CS: I would emphasize, as our anthology’s introduction and content does, ecohorror’s status as a mode rather than a genre. I think this is the most useful conception of ecohorror, as a modular set of tropes and tones that we find in a wide array of texts across almost every genre. Thus, ecohorror (or the ecogothic if you prefer) is useful not just to those of us who love and study horror-as-genre but to potentially all ecocritics. Horror and fear deriving from humans’ relationship to the nonhuman world is pervasive these days – in media and in real life – so the tools used and explicated in Fear and Nature are tools all of us can take up in order to better comprehend – and, if we’re lucky, heal – our world.
CT: That is such a great answer. I would reiterate the power of understanding what we fear. Fears of the natural world (at least in Euro-American culture) aren’t new. We can look back to the Puritans’ arrival in the “hideous and desolate wilderness” described by William Bradford, for instance, as a reflection of that fear, and this ecophobia (see Simon C. Estok) continues into the present. Many fears of wilderness or creatures (I’m thinking again here of the way Jaws prompted fears of great white sharks) grow out of ignorance, however, so identifying those fears and choosing to learn more about what we fear can be one powerful technique for environmental action.
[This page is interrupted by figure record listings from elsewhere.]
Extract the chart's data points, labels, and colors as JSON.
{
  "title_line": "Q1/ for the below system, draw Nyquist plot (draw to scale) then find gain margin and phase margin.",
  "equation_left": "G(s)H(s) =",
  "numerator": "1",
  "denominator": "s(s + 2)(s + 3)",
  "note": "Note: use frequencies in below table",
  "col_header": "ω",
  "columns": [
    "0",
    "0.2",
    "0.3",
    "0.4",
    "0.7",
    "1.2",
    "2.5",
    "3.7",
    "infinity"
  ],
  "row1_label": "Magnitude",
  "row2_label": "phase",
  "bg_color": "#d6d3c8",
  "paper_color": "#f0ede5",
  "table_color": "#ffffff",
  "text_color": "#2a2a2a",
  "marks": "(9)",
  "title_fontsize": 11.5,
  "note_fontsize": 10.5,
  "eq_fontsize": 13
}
The focus of Fear and Nature isn’t environmental education, but the chapters included offer another approach to these fears. They show that ecohorror can offer more than an ecophobic sense of the natural world as our enemy; instead, ecohorror often provides spaces to consider connections between human and nonhuman and prompts us to reconsider our attitudes toward the natural world.
Carter Soles is Associate Professor of Film Studies in the English Department at SUNY Brockport. He has written on the cannibalistic hillbilly in 1970s slasher films for Ecocinema: Theory and Practice (Routledge, 2012), environmental apocalyptic themes in 1960s horror for ISLE, and petroculture, gender, and genre in Mad Max for Gender and Environment in Science Fiction (Lexington Books, 2019). He is co-editor of Fear and Nature: Ecohorror Studies in the Anthropocene (Penn State UP, 2021) and is writing a book on ecohorror cinema.
Christy Tidwell is Associate Professor of English & Humanities at the South Dakota School of Mines & Technology. In addition to co-editing Fear and Nature: Ecohorror Studies in the Anthropocene, she also co-edited Gender and Environment in Science Fiction (Lexington Books, 2019) with Bridgitte Barclay and has published on ecohorror in ISLE, Posthuman Glossary (ed. Rosi Braidotti and Maria Hlavajova), and Gothic Nature.